The lack of coordination between such decision-makers has caused the DPRK to have suspicions about the summit and the actual intentions of the US. 

Also President Trump's cancellation of the summit has brought into question whether the US and the DPRK shared the same understanding of "denuclearization." The Trump administration envisioned a rapid process, which is called PVID and perhaps takes less than a year. The sanction relief would come only at the end. Kim Jong Un, however, emphasized a process of stage by stage in which sanction relief would come earlier. Since China, the DPRK and the ROK all supported a gradual process of confidence-building measures and Trump stood alone in calling for the immediate denuclearization of the DPRK, it was unlikely to be accepted by the DPRK. 


US Secretary of State Mike Pompeo pulls out a copy of President Donald Trump's letter to DPRK leader Kim Jong Un before Pompeo testifies to the Senate Foreign Relations Committee in the Dirksen Senate Office Building on Capitol Hill on May 24, 2018 in Washington, DC. (Photo: VCG)

Moreover, it is worth emphasizing that Trump’s announcement of withdrawing from the Iranian nuclear agreement has seriously damaged the American international reputation and pushed the DPRK to believe that Trump is not worthy of trust. Any agreement that the US and the DPRK reached could become wastepaper. Therefore, the deeply ingrained mistrust of the United States and the DPRK made it impossible for the United States and the DPRK to make positive interactions and implement any agreement they may reach. 
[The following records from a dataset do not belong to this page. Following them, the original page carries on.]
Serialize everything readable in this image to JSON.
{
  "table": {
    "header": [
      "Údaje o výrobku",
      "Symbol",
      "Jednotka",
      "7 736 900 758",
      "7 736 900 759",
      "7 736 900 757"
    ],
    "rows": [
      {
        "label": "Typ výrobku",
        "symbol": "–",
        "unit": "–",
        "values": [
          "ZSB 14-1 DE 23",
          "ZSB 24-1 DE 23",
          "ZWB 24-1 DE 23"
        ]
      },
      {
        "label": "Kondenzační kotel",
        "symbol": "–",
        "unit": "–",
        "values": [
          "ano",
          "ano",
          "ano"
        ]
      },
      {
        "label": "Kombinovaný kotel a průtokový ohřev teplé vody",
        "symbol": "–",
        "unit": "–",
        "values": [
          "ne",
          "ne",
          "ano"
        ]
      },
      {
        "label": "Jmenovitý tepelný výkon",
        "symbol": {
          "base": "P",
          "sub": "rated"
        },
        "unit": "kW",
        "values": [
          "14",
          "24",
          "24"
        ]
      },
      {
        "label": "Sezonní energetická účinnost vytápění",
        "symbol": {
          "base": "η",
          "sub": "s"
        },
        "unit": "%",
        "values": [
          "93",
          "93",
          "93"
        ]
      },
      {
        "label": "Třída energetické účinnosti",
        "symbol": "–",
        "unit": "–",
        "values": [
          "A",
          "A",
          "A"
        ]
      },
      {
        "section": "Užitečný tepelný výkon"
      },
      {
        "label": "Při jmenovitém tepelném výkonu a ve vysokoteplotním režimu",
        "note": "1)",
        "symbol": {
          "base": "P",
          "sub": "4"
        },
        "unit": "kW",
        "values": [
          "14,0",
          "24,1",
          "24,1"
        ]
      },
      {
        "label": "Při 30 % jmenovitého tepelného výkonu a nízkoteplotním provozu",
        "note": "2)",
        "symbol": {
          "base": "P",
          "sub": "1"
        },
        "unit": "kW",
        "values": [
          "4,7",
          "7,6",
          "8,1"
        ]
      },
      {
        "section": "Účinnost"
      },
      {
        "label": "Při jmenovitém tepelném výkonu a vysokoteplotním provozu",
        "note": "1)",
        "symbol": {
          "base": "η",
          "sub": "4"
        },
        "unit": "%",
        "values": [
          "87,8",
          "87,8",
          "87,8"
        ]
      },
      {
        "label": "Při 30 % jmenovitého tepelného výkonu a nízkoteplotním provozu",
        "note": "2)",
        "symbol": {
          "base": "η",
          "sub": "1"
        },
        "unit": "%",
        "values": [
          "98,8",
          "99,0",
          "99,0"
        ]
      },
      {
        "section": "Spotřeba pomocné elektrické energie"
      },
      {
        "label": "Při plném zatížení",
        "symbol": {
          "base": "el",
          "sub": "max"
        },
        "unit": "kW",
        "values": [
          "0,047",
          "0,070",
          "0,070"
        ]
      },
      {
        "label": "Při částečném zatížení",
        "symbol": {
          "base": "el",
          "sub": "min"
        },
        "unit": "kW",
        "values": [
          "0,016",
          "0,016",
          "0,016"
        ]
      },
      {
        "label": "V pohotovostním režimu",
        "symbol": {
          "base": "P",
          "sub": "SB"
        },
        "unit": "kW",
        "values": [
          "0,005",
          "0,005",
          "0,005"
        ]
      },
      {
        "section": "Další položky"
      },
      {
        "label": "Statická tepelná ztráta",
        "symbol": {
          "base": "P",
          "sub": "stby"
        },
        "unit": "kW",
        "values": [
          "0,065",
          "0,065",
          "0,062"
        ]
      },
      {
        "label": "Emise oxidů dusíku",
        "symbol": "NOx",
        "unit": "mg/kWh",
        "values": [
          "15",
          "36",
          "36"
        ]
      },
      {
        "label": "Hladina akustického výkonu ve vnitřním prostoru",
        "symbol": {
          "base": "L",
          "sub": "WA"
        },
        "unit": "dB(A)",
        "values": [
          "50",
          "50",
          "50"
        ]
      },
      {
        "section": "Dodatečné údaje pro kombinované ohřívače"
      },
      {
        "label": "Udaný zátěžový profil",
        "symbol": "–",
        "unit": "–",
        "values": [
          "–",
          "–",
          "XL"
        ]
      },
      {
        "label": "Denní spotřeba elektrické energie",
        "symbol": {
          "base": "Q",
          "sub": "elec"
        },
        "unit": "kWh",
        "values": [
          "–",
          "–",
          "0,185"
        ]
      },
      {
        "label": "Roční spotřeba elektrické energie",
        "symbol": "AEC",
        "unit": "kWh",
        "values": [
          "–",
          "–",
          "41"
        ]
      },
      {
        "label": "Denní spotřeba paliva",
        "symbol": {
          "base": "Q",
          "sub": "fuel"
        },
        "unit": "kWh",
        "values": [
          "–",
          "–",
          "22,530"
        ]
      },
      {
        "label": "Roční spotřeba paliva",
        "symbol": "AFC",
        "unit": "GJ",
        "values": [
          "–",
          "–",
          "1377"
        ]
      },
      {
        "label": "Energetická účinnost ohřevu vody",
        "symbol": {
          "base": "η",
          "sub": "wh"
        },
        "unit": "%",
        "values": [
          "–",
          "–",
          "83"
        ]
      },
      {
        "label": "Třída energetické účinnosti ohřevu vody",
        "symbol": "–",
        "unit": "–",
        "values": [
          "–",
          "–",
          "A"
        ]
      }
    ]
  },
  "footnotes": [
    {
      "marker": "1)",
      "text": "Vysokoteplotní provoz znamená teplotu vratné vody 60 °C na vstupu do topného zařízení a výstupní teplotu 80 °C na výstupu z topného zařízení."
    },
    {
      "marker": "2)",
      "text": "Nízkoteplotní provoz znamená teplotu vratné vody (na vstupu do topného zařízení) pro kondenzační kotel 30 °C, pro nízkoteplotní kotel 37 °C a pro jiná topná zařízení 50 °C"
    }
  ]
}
With the Trump administration canceling the summit in Singapore, the Korean Peninsula is falling into a new round of uncertainties. A series of diplomacy around the Korean Peninsula will once again warm up. The coordinative role of third parties is indispensable, and China is undoubtedly a crucial country to play this role. 

With China’s influence in the Korean Peninsula, China has the ability to influence both the United States and the DPRK so that the two countries can finally sit down and engage in dialogue. 

Although the cancellation of the Singapore summit is a lost chance, it has also opened another window of opportunity. If all parties, especially the United States, can fully plan and act by flexibility, pragmatism and compromise, a peaceful and denuclearized peninsula will emerge.